Postpartum Depression merupakan gangguan psikologis yang kerap terjadi pada ibu setelah persalinan. Penyebabnya bisa karena banyak hal misalnya karena fisik (perubahan hormon dalam tubuh) dan emosional (suasana hati).
Meski sama-sama gangguan psikologis pasca persalinan, namun postpartum depression tidak sama dengan baby blues.

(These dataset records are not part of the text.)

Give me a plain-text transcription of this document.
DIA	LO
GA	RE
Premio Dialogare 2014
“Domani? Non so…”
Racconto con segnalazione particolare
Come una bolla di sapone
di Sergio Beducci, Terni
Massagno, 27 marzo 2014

Baby blues umumnya terjadi 7-14 hari pasca persalinan. Sedangkan postpartum depression bisa berlangsung lebih dari 14 hari dengan gejala yang lebih parah. Mulai dari sedih berkepanjangan, susah tidur, mudah marah, menarik diri dari orang sekitar, sering timbul keinginan untuk melukai diri sendiri maupun bayi, bahkan tak jarang muncul dorongan untuk bunuh diri.
Penyebab Postpartum Depression
Menurut Psikolog Juniar Dwi Astuti, M.Psi., Psikolog di RS Ernaldi Bahar, ada banyak hal yang memicu postpartum depression. Namun umumnya perubahan hormon adalah faktor utama.
“Selain itu, perubahan kegiatan yang tak lagi sama saat sudah menjadi ibu serta kurangnya dukungan keluarga maupun sosial di lingkungan sekitar juga turut andil memunculkan postpartum depression. Terlebih bagi para ibu yang sebelumnya sudah memiliki riwayat depresi,” jelas Juniar.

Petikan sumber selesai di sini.